Aos 98 anos, o ator mostra-se resiliente após internamento, recebe visita de Marcelo Rebelo de Sousa e deixa Portugal em alerta para os sinais do AVC
Portugal ficou em sobressalto quando foi conhecida a notícia de que Ruy de Carvalho, o ator mais velho em atividade no mundo, sofreu um Acidente Vascular Cerebral (AVC) no passado dia 26 de dezembro. O episódio ocorreu poucas horas antes de subir ao palco com a peça A Ratoeira, em Lisboa, levando ao seu internamento imediato num hospital privado da capital. Felizmente, a recuperação tem sido positiva e o próprio já começa a fazer planos para quando tiver alta médica, mostrando a força e vitalidade que sempre o caracterizaram.
Segundo Paula Carvalho, filha do ator, Ruy de Carvalho está a evoluir favoravelmente e não apresenta sequelas graves. “Está a falar normalmente, está lúcido e bem-disposto.
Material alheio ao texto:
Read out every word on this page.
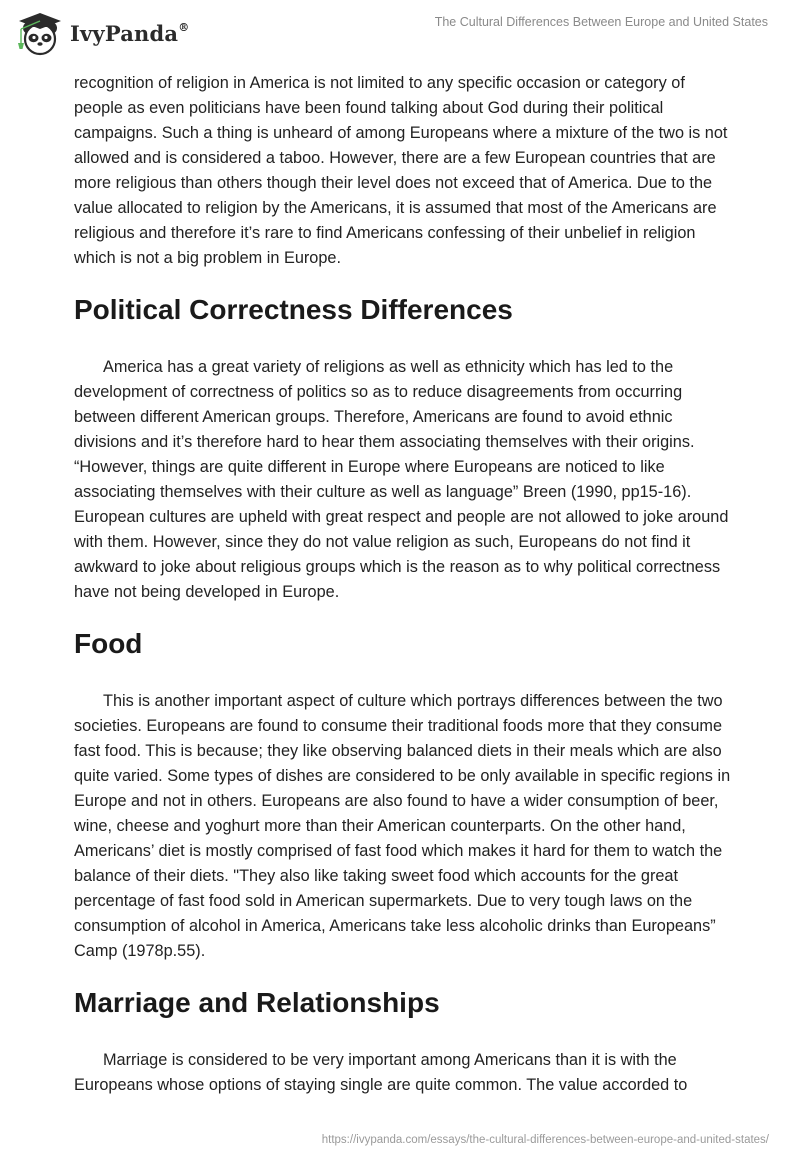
IvyPanda®	The Cultural Differences Between Europe and United States

recognition of religion in America is not limited to any specific occasion or category of people as even politicians have been found talking about God during their political campaigns. Such a thing is unheard of among Europeans where a mixture of the two is not allowed and is considered a taboo. However, there are a few European countries that are more religious than others though their level does not exceed that of America. Due to the value allocated to religion by the Americans, it is assumed that most of the Americans are religious and therefore it’s rare to find Americans confessing of their unbelief in religion which is not a big problem in Europe.

Political Correctness Differences

America has a great variety of religions as well as ethnicity which has led to the development of correctness of politics so as to reduce disagreements from occurring between different American groups. Therefore, Americans are found to avoid ethnic divisions and it’s therefore hard to hear them associating themselves with their origins. “However, things are quite different in Europe where Europeans are noticed to like associating themselves with their culture as well as language” Breen (1990, pp15-16). European cultures are upheld with great respect and people are not allowed to joke around with them. However, since they do not value religion as such, Europeans do not find it awkward to joke about religious groups which is the reason as to why political correctness have not being developed in Europe.

Food

This is another important aspect of culture which portrays differences between the two societies. Europeans are found to consume their traditional foods more that they consume fast food. This is because; they like observing balanced diets in their meals which are also quite varied. Some types of dishes are considered to be only available in specific regions in Europe and not in others. Europeans are also found to have a wider consumption of beer, wine, cheese and yoghurt more than their American counterparts. On the other hand, Americans’ diet is mostly comprised of fast food which makes it hard for them to watch the balance of their diets. "They also like taking sweet food which accounts for the great percentage of fast food sold in American supermarkets. Due to very tough laws on the consumption of alcohol in America, Americans take less alcoholic drinks than Europeans” Camp (1978p.55).

Marriage and Relationships

Marriage is considered to be very important among Americans than it is with the Europeans whose options of staying single are quite common. The value accorded to

https://ivypanda.com/essays/the-cultural-differences-between-europe-and-united-states/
Já está a combinar almoços de percebes”, revelou, em declarações à comunicação social. A família descreve-o como uma “força da natureza”, recordando que esta é mais uma batalha vencida numa vida marcada por desafios, incluindo dois cancros e uma queda aparatosa em Portalegre. Ainda assim, devido à idade, o ator permanece sob vigilância médica apertada.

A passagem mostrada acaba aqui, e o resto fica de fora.